Chad Bird's devotional balances everything about as well as any devotional out there.
When I first met Steve Byrnes from 1517 Publishing, he kept telling me how I have to read this Chad Bird guy. I must admit I had never heard of Bird before. I later found I had come across a quote of his but he wasn't a name that I had particularly taken note of. Reading his devotional Unveiling Mercy: 365 Daily Devotions Based On Insights from the Old Testament Hebrew has totally changed that. I now stop to catch videos of his when I see them pass through my Facebook feed, listen to his "40 Minutes in the Old Testament" podcast, and hope at some point to get his book The Christ Key. To put it simply, Bird's book was the right kind of everything.
I believe language is important, but no one demonstrates this as well as Bird. In just about every devotion I read, I found the word study he offered enlightening. Yet the book is not heavy or anything. It is perfectly accessible to anyone all the while I always found it insightful and not too shallow. It deepens your biblical knowledge. I first used it for my church's weekly prayer pauses where we would read from a devotional, and eventually switched over to it for my own personal daily devotions as I enjoyed it so much.

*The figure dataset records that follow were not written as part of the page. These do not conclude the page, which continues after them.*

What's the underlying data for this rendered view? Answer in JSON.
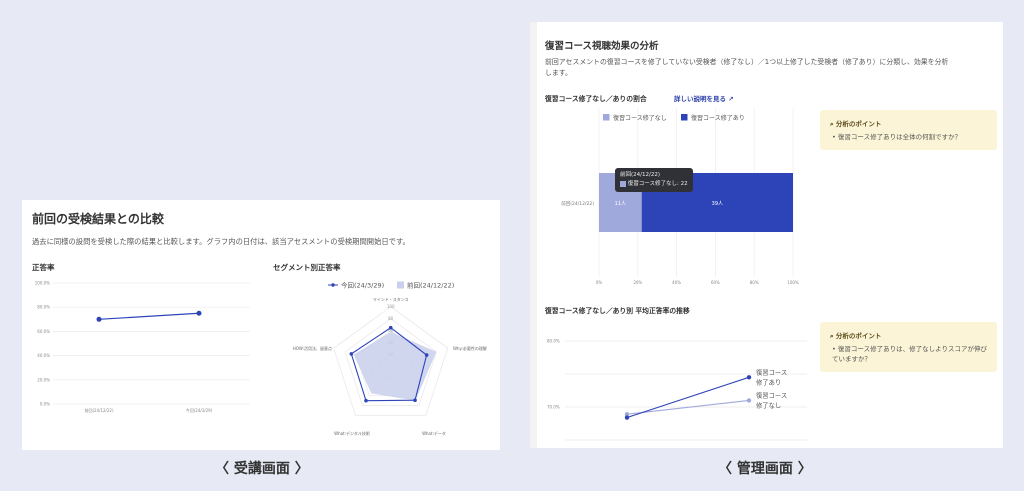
{
  "left_panel": {
    "title": "前回の受検結果との比較",
    "description": "過去に同様の設問を受検した際の結果と比較します。グラフ内の日付は、該当アセスメントの受検期間開始日です。",
    "caption": "〈 受講画面 〉"
  },
  "right_panel": {
    "title": "復習コース視聴効果の分析",
    "description_line1": "前回アセスメントの復習コースを修了していない受検者（修了なし）／1つ以上修了した受検者（修了あり）に分類し、効果を分析",
    "description_line2": "します。",
    "section1_title": "復習コース修了なし／ありの割合",
    "detail_link": "詳しい説明を見る",
    "section2_title": "復習コース修了なし／あり別 平均正答率の推移",
    "point1": {
      "title": "分析のポイント",
      "item": "復習コース修了ありは全体の何割ですか？"
    },
    "point2": {
      "title": "分析のポイント",
      "item": "復習コース修了ありは、修了なしよりスコアが伸びていますか？"
    },
    "tooltip": {
      "title": "前回(24/12/22)",
      "item": "復習コース修了なし: 22"
    },
    "caption": "〈 管理画面 〉"
  },
  "colors": {
    "primary": "#2d44b8",
    "light": "#a0a9dc",
    "shade": "#c9cfec",
    "point_bg": "#fbf4d6",
    "background": "#e7eaf4"
  },
  "chart_data": [
    {
      "type": "line",
      "title": "正答率",
      "categories": [
        "前回(24/12/22)",
        "今回(24/3/29)"
      ],
      "values": [
        70,
        75
      ],
      "yticks": [
        "0.0%",
        "20.0%",
        "40.0%",
        "60.0%",
        "80.0%",
        "100.0%"
      ],
      "ylim": [
        0,
        100
      ],
      "grid": true
    },
    {
      "type": "radar",
      "title": "セグメント別正答率",
      "axes": [
        "マインド・スタンス",
        "Why:必要性の理解",
        "What:データ",
        "What:デジタル技術",
        "HOW:活用法、留意点"
      ],
      "scale_labels": [
        "20",
        "40",
        "60",
        "80",
        "100"
      ],
      "range": [
        0,
        100
      ],
      "series": [
        {
          "name": "今回(24/3/29)",
          "values": [
            65,
            63,
            69,
            70,
            69
          ]
        },
        {
          "name": "前回(24/12/22)",
          "values": [
            58,
            80,
            70,
            55,
            65
          ]
        }
      ],
      "legend": "top"
    },
    {
      "type": "bar",
      "stacked": true,
      "orientation": "horizontal",
      "categories": [
        "前回(24/12/22)"
      ],
      "series": [
        {
          "name": "復習コース修了なし",
          "values": [
            22
          ],
          "label": "11人"
        },
        {
          "name": "復習コース修了あり",
          "values": [
            78
          ],
          "label": "39人"
        }
      ],
      "xticks": [
        "0%",
        "20%",
        "40%",
        "60%",
        "80%",
        "100%"
      ],
      "xlim": [
        0,
        100
      ],
      "legend": "top"
    },
    {
      "type": "line",
      "yticks": [
        "70.0%",
        "80.0%"
      ],
      "ylim": [
        65,
        80
      ],
      "series": [
        {
          "name": "復習コース修了あり",
          "label_lines": [
            "復習コース",
            "修了あり"
          ],
          "values": [
            68.4,
            74.5
          ]
        },
        {
          "name": "復習コース修了なし",
          "label_lines": [
            "復習コース",
            "修了なし"
          ],
          "values": [
            68.9,
            71.0
          ]
        }
      ],
      "grid": true
    }
  ]
}
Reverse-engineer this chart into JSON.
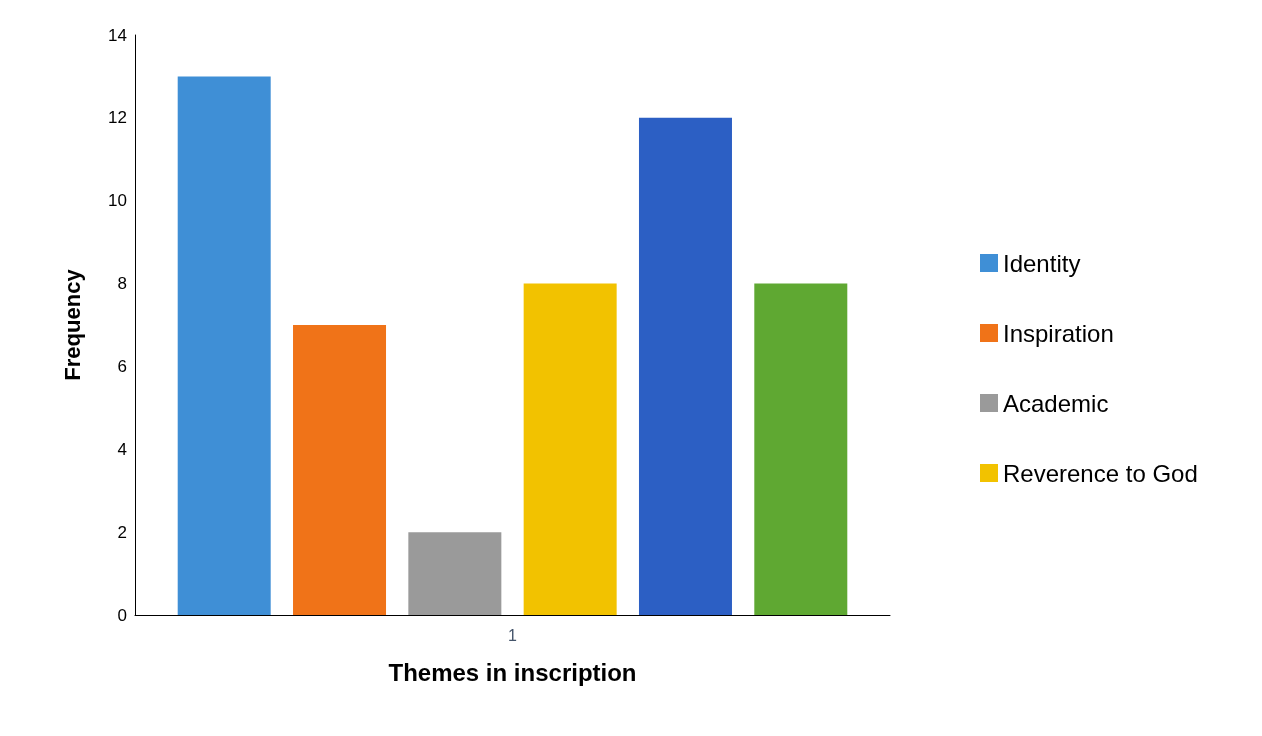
{
  "chart_data": {
    "type": "bar",
    "xlabel": "Themes in inscription",
    "ylabel": "Frequency",
    "categories": [
      "1"
    ],
    "series": [
      {
        "name": "Identity",
        "color": "#3f8fd6",
        "values": [
          13
        ]
      },
      {
        "name": "Inspiration",
        "color": "#f07318",
        "values": [
          7
        ]
      },
      {
        "name": "Academic",
        "color": "#9a9a9a",
        "values": [
          2
        ]
      },
      {
        "name": "Reverence to God",
        "color": "#f2c200",
        "values": [
          8
        ]
      },
      {
        "color": "#2c5fc4",
        "values": [
          12
        ]
      },
      {
        "color": "#5fa832",
        "values": [
          8
        ]
      }
    ],
    "ylim": [
      0,
      14
    ],
    "yticks": [
      0,
      2,
      4,
      6,
      8,
      10,
      12,
      14
    ],
    "grid": false,
    "legend": "right"
  }
}
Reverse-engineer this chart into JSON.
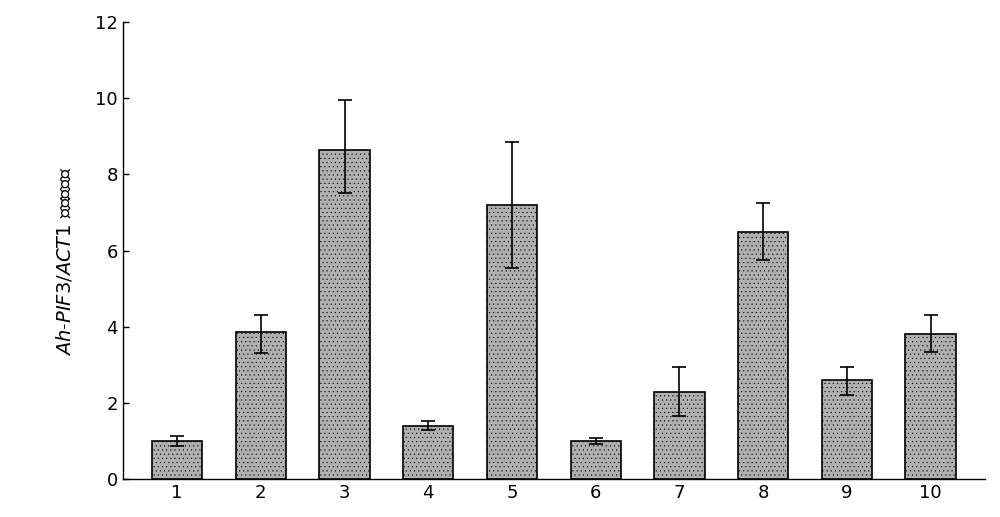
{
  "categories": [
    1,
    2,
    3,
    4,
    5,
    6,
    7,
    8,
    9,
    10
  ],
  "values": [
    1.0,
    3.85,
    8.65,
    1.4,
    7.2,
    1.0,
    2.3,
    6.5,
    2.6,
    3.8
  ],
  "errors_upper": [
    0.12,
    0.45,
    1.3,
    0.12,
    1.65,
    0.08,
    0.65,
    0.75,
    0.35,
    0.5
  ],
  "errors_lower": [
    0.12,
    0.55,
    1.15,
    0.12,
    1.65,
    0.08,
    0.65,
    0.75,
    0.4,
    0.45
  ],
  "bar_color": "#b0b0b0",
  "bar_edgecolor": "#000000",
  "bar_width": 0.6,
  "ylim": [
    0,
    12
  ],
  "yticks": [
    0,
    2,
    4,
    6,
    8,
    10,
    12
  ],
  "background_color": "#ffffff",
  "hatch_pattern": "....",
  "linewidth": 1.2,
  "figsize": [
    10.0,
    5.17
  ],
  "dpi": 100
}
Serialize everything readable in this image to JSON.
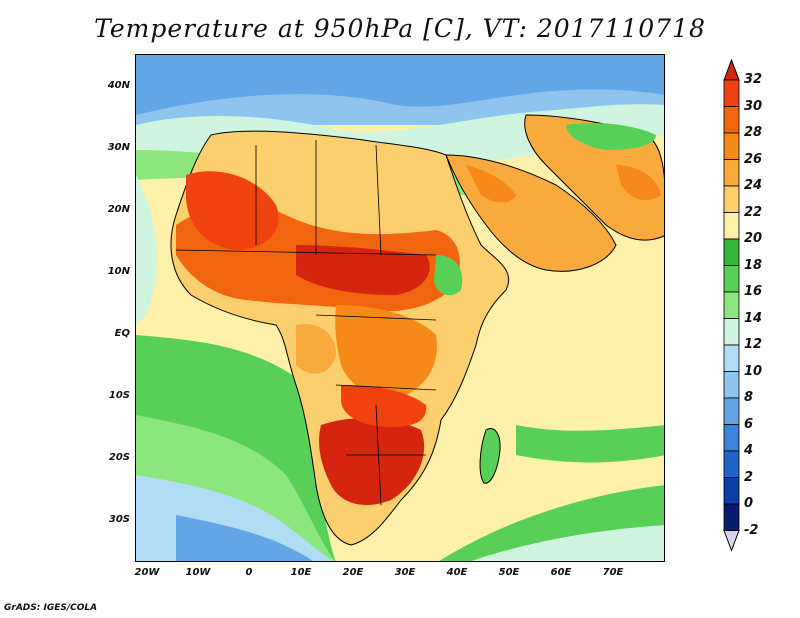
{
  "title": "Temperature at 950hPa [C], VT: 2017110718",
  "credit": "GrADS: IGES/COLA",
  "lat_labels": [
    "40N",
    "30N",
    "20N",
    "10N",
    "EQ",
    "10S",
    "20S",
    "30S"
  ],
  "lon_labels": [
    "20W",
    "10W",
    "0",
    "10E",
    "20E",
    "30E",
    "40E",
    "50E",
    "60E",
    "70E"
  ],
  "colorbar": {
    "labels": [
      "32",
      "30",
      "28",
      "26",
      "24",
      "22",
      "20",
      "18",
      "16",
      "14",
      "12",
      "10",
      "8",
      "6",
      "4",
      "2",
      "0",
      "-2"
    ],
    "colors": [
      "#d6250f",
      "#f0420f",
      "#f2650f",
      "#f58a18",
      "#f8ab3c",
      "#fbcf6e",
      "#fdf0a8",
      "#35b53a",
      "#58d058",
      "#8be67d",
      "#cff5e0",
      "#b0dcf4",
      "#8fc4ee",
      "#63a6e6",
      "#3a84dc",
      "#1f63cc",
      "#0c3ca8",
      "#081b6e"
    ],
    "over_color": "#d6250f",
    "under_color": "#d8d4f0"
  },
  "map": {
    "region": "Africa, Arabia and western Indian Ocean",
    "lon_range": [
      -22,
      80
    ],
    "lat_range": [
      -37,
      45
    ],
    "units": "C"
  }
}
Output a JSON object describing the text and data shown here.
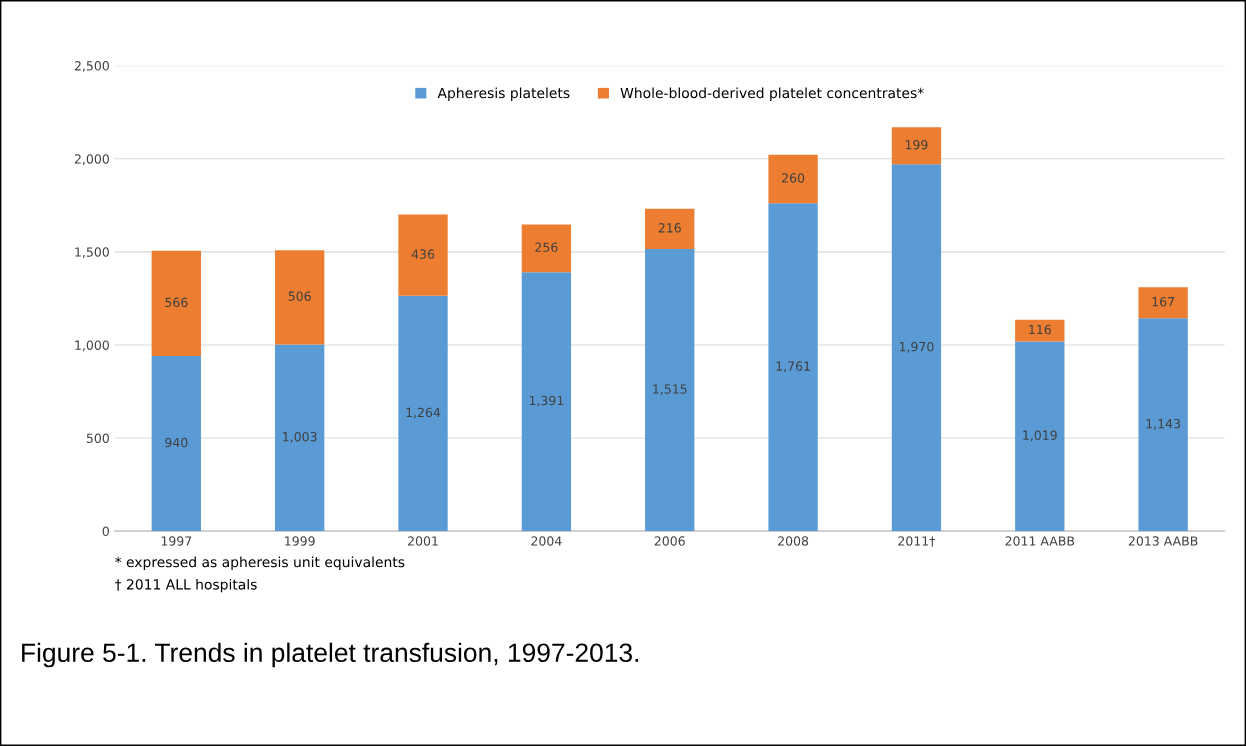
{
  "chart_data": {
    "type": "bar",
    "stacked": true,
    "title": "Figure 5-1. Trends in platelet transfusion, 1997-2013.",
    "categories": [
      "1997",
      "1999",
      "2001",
      "2004",
      "2006",
      "2008",
      "2011†",
      "2011 AABB",
      "2013 AABB"
    ],
    "series": [
      {
        "name": "Apheresis platelets",
        "color": "#5b9bd5",
        "values": [
          940,
          1003,
          1264,
          1391,
          1515,
          1761,
          1970,
          1019,
          1143
        ],
        "value_labels": [
          "940",
          "1,003",
          "1,264",
          "1,391",
          "1,515",
          "1,761",
          "1,970",
          "1,019",
          "1,143"
        ]
      },
      {
        "name": "Whole-blood-derived platelet concentrates*",
        "color": "#ed7d31",
        "values": [
          566,
          506,
          436,
          256,
          216,
          260,
          199,
          116,
          167
        ],
        "value_labels": [
          "566",
          "506",
          "436",
          "256",
          "216",
          "260",
          "199",
          "116",
          "167"
        ]
      }
    ],
    "ylim": [
      0,
      2500
    ],
    "yticks": [
      0,
      {
        "value": 500,
        "label": "500"
      },
      {
        "value": 1000,
        "label": "1,000"
      },
      {
        "value": 1500,
        "label": "1,500"
      },
      {
        "value": 2000,
        "label": "2,000"
      },
      {
        "value": 2500,
        "label": "2,500"
      }
    ],
    "grid": "y",
    "legend": "top",
    "annotations": [
      "* expressed as apheresis unit equivalents",
      "† 2011 ALL hospitals"
    ]
  }
}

The book is very well drawn out. Each devotion is ascetically pleasing to the eyes, easy to delineate between date, title of the devotion, Hebrew word, biblical text, and devotion itself. No page looked cluttered or busy. No devotion felt too long or drawn out. Along with showing the word in the Hebrew letters at the top, in the devotion itself he would transliterate it in italics so it was always clear one was encountering a Hebrew word. The devotion would often give background on the word such as its roots or where else it was used in scripture or its wider meaning. In each way one felt they had a better grasp on the devotional text at hand.
But the most important piece, what makes this such a good devotional and so highly recommended, was that every devotion ultimately moves towards Christ. Bird's Old Testament commentary is the most Christocentric devotional I've ever read. I love that about the book. It helps us truly understand Jesus as the heart of the Scripture, fights against the modern marcionistic tendency to divorce Jesus from the God of the Old Testament, and sheds new lights on both the devotional text at hand and Christ himself. This feature alone, even if it didn't have the wonderful word studies would make this devotional as evangelical (in the true sense of the word) as any and worth my recommendation.
Each devotion ends with a very brief prayer, sometimes from the scriptures themselves. The devotions would sometimes from one day to another be one texts rather close to one another, really enriching therefore some biblical texts as a whole.
I honestly have no critique of this book. I can't speak highly enough about it. People who want a Jesus-focused, enlightening, accessible daily devotional will likely do no better than this book. It earns my highest grade.